Jane Craig’s jig instructor, Julia Straszewski, envisions a promising future for her student.
“Jane certainly has the potential to re-call at the World Championships [since] she has competed there many times,” Straszewski said. “She is one of the most consistent hard working dancers, which are keys to her success.”
(Re-call at the championships is when 50 dancers are chosen to perform in the third round, which means that they are officially placed in the Top 50.)
However, the freshman’s devotion to this sport also required her to balance it with her school work.
“It’s really hard, and I still struggle with it sometimes,” especially now that she has started her first year of high school, Jane Craig said. “I try to do as much of my homework as soon as school ends and do it in the car or after I get back from my dance academy if I still have assignments left to do.”
WHEN IRISH EYES ARE SMILING
For Jane Craig, she’s moved on from her results in Wyoming to what lies ahead next January at The Hidden Valley Feis in San Ramon, Calif.
“I’m looking forward to dancing on stage since it’s been a while,” she said. “I also can’t wait to see some of my friends.”
The jig dancer’s long-term goal is to place her name in the Top 20 national rankings and win more regional competitions.
Despite the spotlight the dancer receives, Jane Craig does not see herself pursuing a career in the Irish dance field and instead considers it as a hobby that she is very passionate about. But that doesn’t mean she wouldn’t want to join a touring dance company if given the opportunity.
“I would love to perform my dance at professional shows such as “Riverdance,” “Lord of the Dance “and “Feet of Thames” in the future although it is really hard to be given the opportunity,” she said. “Performing at these shows will allow me to dance all around the world.”

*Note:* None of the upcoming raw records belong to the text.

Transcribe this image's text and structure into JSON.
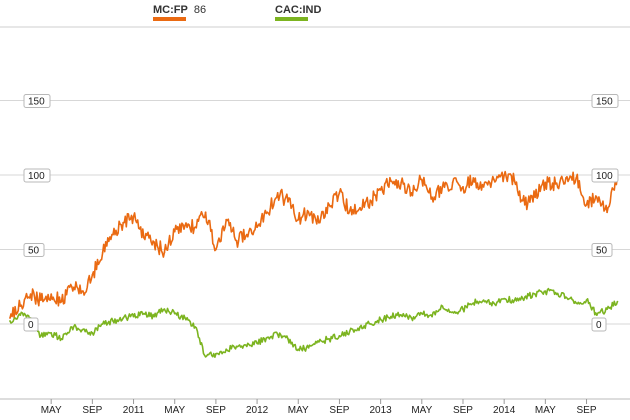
{
  "legend": [
    {
      "ticker": "MC:FP",
      "value": "86",
      "color": "#ea6a12"
    },
    {
      "ticker": "CAC:IND",
      "value": "",
      "color": "#7cb420"
    }
  ],
  "chart_data": {
    "type": "line",
    "title": "",
    "xlabel": "",
    "ylabel": "",
    "ylim": [
      -52,
      200
    ],
    "grid": "horizontal",
    "legend_position": "top-left",
    "y_ticks": [
      0,
      50,
      100,
      150
    ],
    "y_ticks_both_sides": true,
    "x_tick_labels": [
      "MAY",
      "SEP",
      "2011",
      "MAY",
      "SEP",
      "2012",
      "MAY",
      "SEP",
      "2013",
      "MAY",
      "SEP",
      "2014",
      "MAY",
      "SEP"
    ],
    "x_tick_dates": [
      "2010-05",
      "2010-09",
      "2011-01",
      "2011-05",
      "2011-09",
      "2012-01",
      "2012-05",
      "2012-09",
      "2013-01",
      "2013-05",
      "2013-09",
      "2014-01",
      "2014-05",
      "2014-09"
    ],
    "series": [
      {
        "name": "MC:FP",
        "color": "#ea6a12",
        "x": [
          "2010-01",
          "2010-02",
          "2010-03",
          "2010-04",
          "2010-05",
          "2010-06",
          "2010-07",
          "2010-08",
          "2010-09",
          "2010-10",
          "2010-11",
          "2010-12",
          "2011-01",
          "2011-02",
          "2011-03",
          "2011-04",
          "2011-05",
          "2011-06",
          "2011-07",
          "2011-08",
          "2011-09",
          "2011-10",
          "2011-11",
          "2011-12",
          "2012-01",
          "2012-02",
          "2012-03",
          "2012-04",
          "2012-05",
          "2012-06",
          "2012-07",
          "2012-08",
          "2012-09",
          "2012-10",
          "2012-11",
          "2012-12",
          "2013-01",
          "2013-02",
          "2013-03",
          "2013-04",
          "2013-05",
          "2013-06",
          "2013-07",
          "2013-08",
          "2013-09",
          "2013-10",
          "2013-11",
          "2013-12",
          "2014-01",
          "2014-02",
          "2014-03",
          "2014-04",
          "2014-05",
          "2014-06",
          "2014-07",
          "2014-08",
          "2014-09",
          "2014-10",
          "2014-11",
          "2014-12"
        ],
        "values": [
          4,
          12,
          20,
          16,
          20,
          15,
          25,
          22,
          33,
          48,
          60,
          68,
          72,
          58,
          55,
          48,
          62,
          66,
          65,
          75,
          50,
          70,
          56,
          60,
          65,
          75,
          88,
          82,
          70,
          75,
          68,
          80,
          88,
          76,
          78,
          83,
          90,
          96,
          95,
          88,
          97,
          85,
          92,
          95,
          92,
          98,
          92,
          97,
          100,
          96,
          80,
          85,
          95,
          94,
          98,
          98,
          80,
          85,
          75,
          100
        ]
      },
      {
        "name": "CAC:IND",
        "color": "#7cb420",
        "x": [
          "2010-01",
          "2010-02",
          "2010-03",
          "2010-04",
          "2010-05",
          "2010-06",
          "2010-07",
          "2010-08",
          "2010-09",
          "2010-10",
          "2010-11",
          "2010-12",
          "2011-01",
          "2011-02",
          "2011-03",
          "2011-04",
          "2011-05",
          "2011-06",
          "2011-07",
          "2011-08",
          "2011-09",
          "2011-10",
          "2011-11",
          "2011-12",
          "2012-01",
          "2012-02",
          "2012-03",
          "2012-04",
          "2012-05",
          "2012-06",
          "2012-07",
          "2012-08",
          "2012-09",
          "2012-10",
          "2012-11",
          "2012-12",
          "2013-01",
          "2013-02",
          "2013-03",
          "2013-04",
          "2013-05",
          "2013-06",
          "2013-07",
          "2013-08",
          "2013-09",
          "2013-10",
          "2013-11",
          "2013-12",
          "2014-01",
          "2014-02",
          "2014-03",
          "2014-04",
          "2014-05",
          "2014-06",
          "2014-07",
          "2014-08",
          "2014-09",
          "2014-10",
          "2014-11",
          "2014-12"
        ],
        "values": [
          2,
          6,
          4,
          -8,
          -6,
          -10,
          -2,
          -4,
          -6,
          0,
          2,
          4,
          5,
          7,
          5,
          10,
          7,
          4,
          -2,
          -22,
          -20,
          -17,
          -15,
          -15,
          -13,
          -9,
          -7,
          -10,
          -17,
          -16,
          -12,
          -10,
          -8,
          -5,
          -2,
          0,
          3,
          5,
          6,
          4,
          7,
          5,
          12,
          8,
          10,
          14,
          16,
          14,
          17,
          16,
          18,
          20,
          22,
          21,
          18,
          14,
          16,
          6,
          10,
          15
        ]
      }
    ]
  }
}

Although Jane Craig experienced the excitement of winning awards while learning how to overcome her nerves and the pressure to succeed, her friends from her dance class motivated her to persevere.
“I wouldn’t trade them for the world,” she said.

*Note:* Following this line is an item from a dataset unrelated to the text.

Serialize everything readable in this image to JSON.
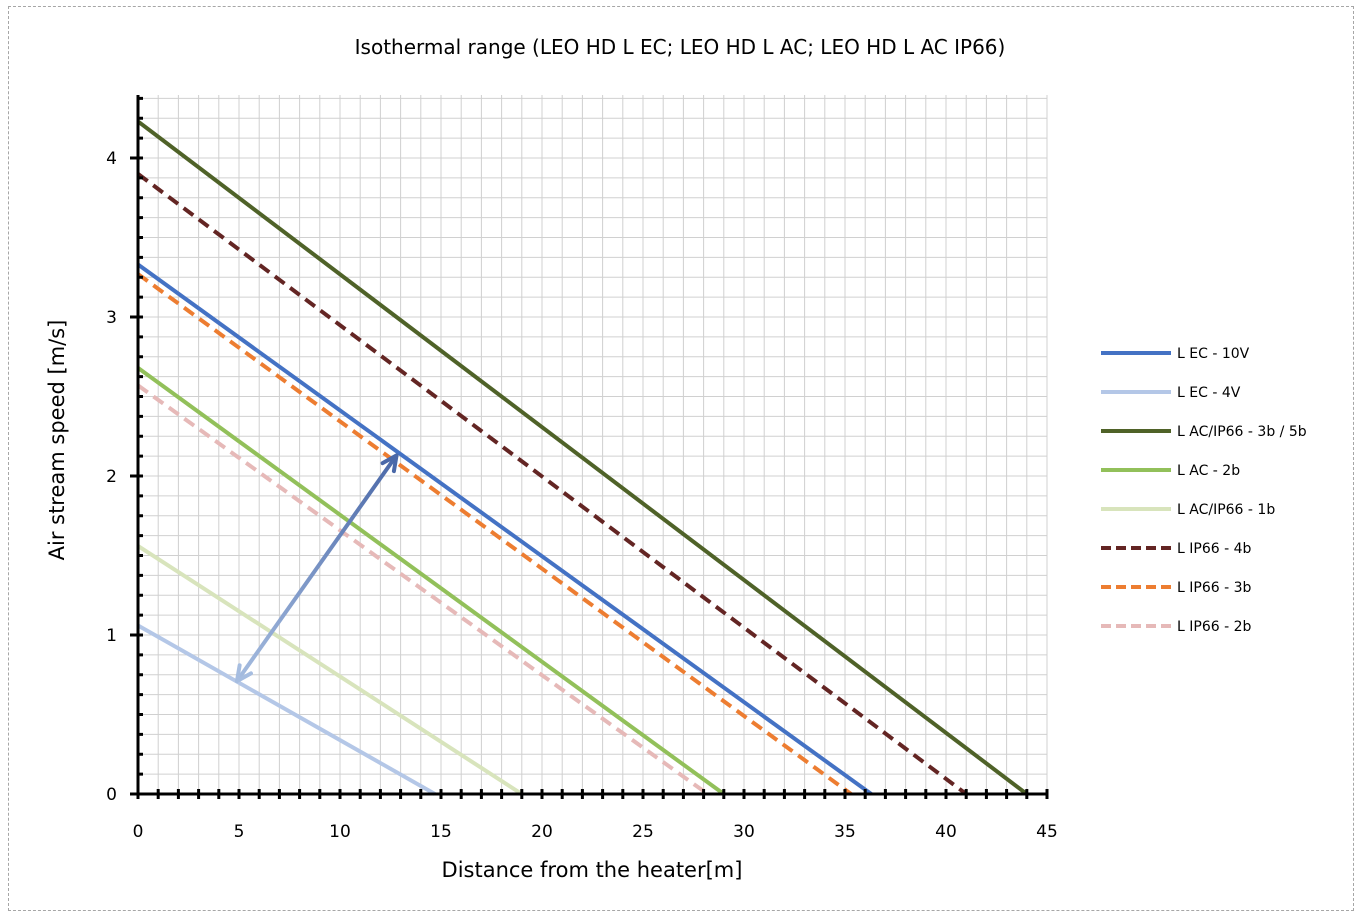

Another friend is Catherine Sefcik, a freshman who attends Sunny Hills who learned of her friend’s involvement with Irish dance four years ago when Sefcik was in fifth grade.
“She told me that she was going to Ireland for her world championship,” Sefcik said. “I was surprised and thought that it was really cool; I asked her questions about what she does, and she explained how her competitions work.”
While Jane Craig cannot do any other forms of dancing, she has been able to enjoy her time on the dance floor in previous middle school socials, and as actor Will Smith once rapped, “get jiggy with it.”
“Honestly it’s not super hard to separate step dancing from social dancing just because with Irish dance, we don’t use our arms, and our technique is so defined that it’s easy for me to separate it,” she said.